Donald Lambro

WASHINGTON - Many, if not most, laws passed by Congress have had unintended, negative consequences, and raising the minimum wage has been one of them.

Perhaps no other so-called economic reform has been studied more than the impact of the minimum wage on poor-to-low income, unskilled, undereducated, unemployed Americans. The preponderance of these studies has shown time and again that raising the minimum wage does not live up to its promises. It doesn't create employment for those it is supposed to help; it reduces employment. It doesn't help the most vulnerable Americans, especially poor minorities; it worsens their plight.

The Employment Policies Institute, a nonprofit research organization, released a recent study of these unintended consequences here this week. It found that for every 10 percent increase:

-- Unemployment among minorities rose 3.9 percent.

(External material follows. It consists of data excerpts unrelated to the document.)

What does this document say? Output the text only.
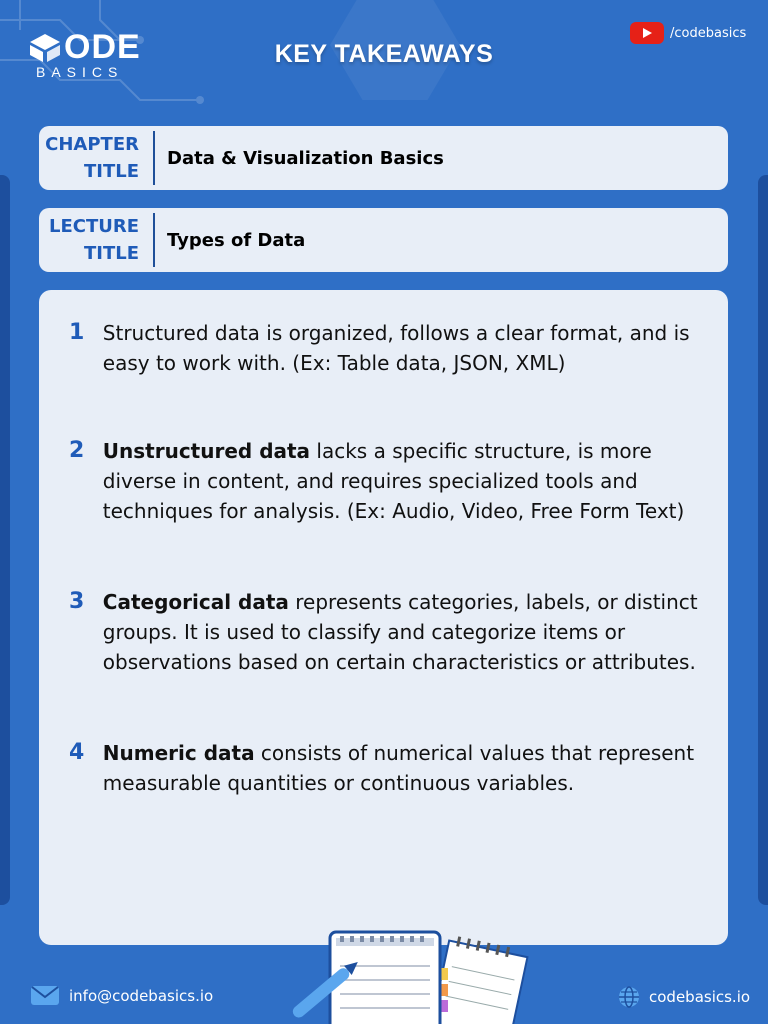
ODE
BASICS
KEY TAKEAWAYS
/codebasics
CHAPTER
TITLE
Data & Visualization Basics
LECTURE
TITLE
Types of Data
1 Structured data is organized, follows a clear format, and is easy to work with. (Ex: Table data, JSON, XML)
2 Unstructured data lacks a specific structure, is more diverse in content, and requires specialized tools and techniques for analysis. (Ex: Audio, Video, Free Form Text)
3 Categorical data represents categories, labels, or distinct groups. It is used to classify and categorize items or observations based on certain characteristics or attributes.
4 Numeric data consists of numerical values that represent measurable quantities or continuous variables.
info@codebasics.io	codebasics.io
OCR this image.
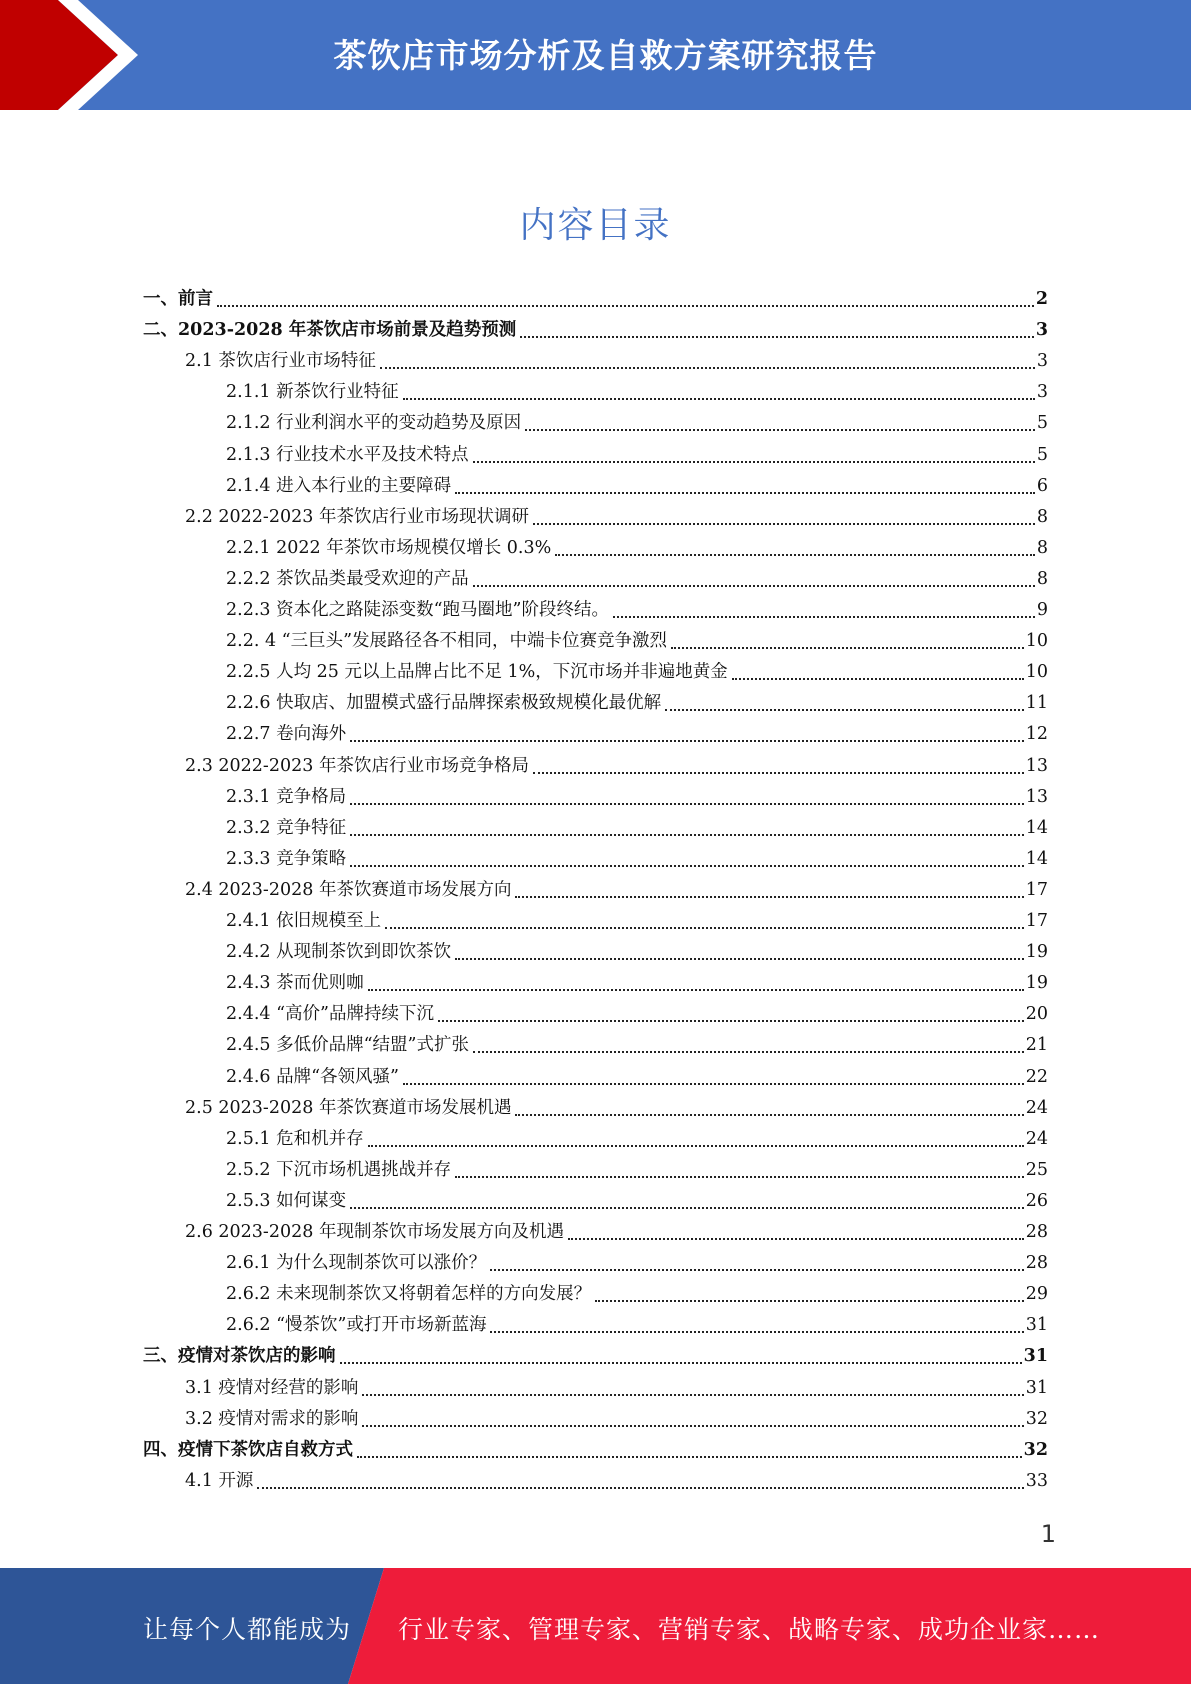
茶饮店市场分析及自救方案研究报告
内容目录
一、前言	2
二、2023-2028 年茶饮店市场前景及趋势预测	3
2.1 茶饮店行业市场特征	3
2.1.1 新茶饮行业特征	3
2.1.2 行业利润水平的变动趋势及原因	5
2.1.3 行业技术水平及技术特点	5
2.1.4 进入本行业的主要障碍	6
2.2 2022-2023 年茶饮店行业市场现状调研	8
2.2.1 2022 年茶饮市场规模仅增长 0.3%	8
2.2.2 茶饮品类最受欢迎的产品	8
2.2.3 资本化之路陡添变数“跑马圈地”阶段终结。	9
2.2. 4 “三巨头”发展路径各不相同，中端卡位赛竞争激烈	10
2.2.5 人均 25 元以上品牌占比不足 1%，下沉市场并非遍地黄金	10
2.2.6 快取店、加盟模式盛行品牌探索极致规模化最优解	11
2.2.7 卷向海外	12
2.3 2022-2023 年茶饮店行业市场竞争格局	13
2.3.1 竞争格局	13
2.3.2 竞争特征	14
2.3.3 竞争策略	14
2.4 2023-2028 年茶饮赛道市场发展方向	17
2.4.1 依旧规模至上	17
2.4.2 从现制茶饮到即饮茶饮	19
2.4.3 茶而优则咖	19
2.4.4 “高价”品牌持续下沉	20
2.4.5 多低价品牌“结盟”式扩张	21
2.4.6 品牌“各领风骚”	22
2.5 2023-2028 年茶饮赛道市场发展机遇	24
2.5.1 危和机并存	24
2.5.2 下沉市场机遇挑战并存	25
2.5.3 如何谋变	26
2.6 2023-2028 年现制茶饮市场发展方向及机遇	28
2.6.1 为什么现制茶饮可以涨价？	28
2.6.2 未来现制茶饮又将朝着怎样的方向发展？	29
2.6.2 “慢茶饮”或打开市场新蓝海	31
三、疫情对茶饮店的影响	31
3.1 疫情对经营的影响	31
3.2 疫情对需求的影响	32
四、疫情下茶饮店自救方式	32
4.1 开源	33
1
让每个人都能成为 行业专家、管理专家、营销专家、战略专家、成功企业家……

-- Joblessness among Hispanics jumped 4.9 percent.

-- Teenage minority unemployment increased 6.6 percent.

-- Unemployment among African-American teens climbed 8.4 percent.

-- Low-skilled unemployment (among high-school dropouts) grew by 8 percent.

Dr. David Neumark, a University of California, Irvine economist, who conducted the study, said his findings supported "earlier research which found that minimum wages have the largest negative effects on low-skilled employees, such as teens and minority teens."

Nothing is more important to the economic advancement of minority youths than access to entry-level jobs, where they can develop good work habits and learn skills that can prepare them for other career opportunities during their working life.

But another recent study by James Sherk, a labor-policy analyst at the Heritage Foundation, found that "Raising the minimum wage reduces many workers' job opportunities and working hours."

As the federal minimum wage has risen, the number of entry-level jobs for young, unskilled workers has fallen because the "wage hikes cause businesses to reduce the number of workers they hire and the hours they ask their employers to work."

Sherk pointed to an earlier 2004 study by Dr. Neumark that discovered "workers who initially earn near the minimum wage experience wage gains. But their hours and employment decline, and the combined effect of these changes on earned income suggest net adverse consequences for low-wage workers."

Economists estimate that "each 10 percent increase in the minimum wage reduces employment in affected groups of workers by roughly 2 percent," Sherk said. Thus, raising the minimum to $7.25, as the Democrats propose, "would cost at least 8 percent of affected workers their jobs."


Donald Lambro

Donald Lambro is chief political correspondent for The Washington Times.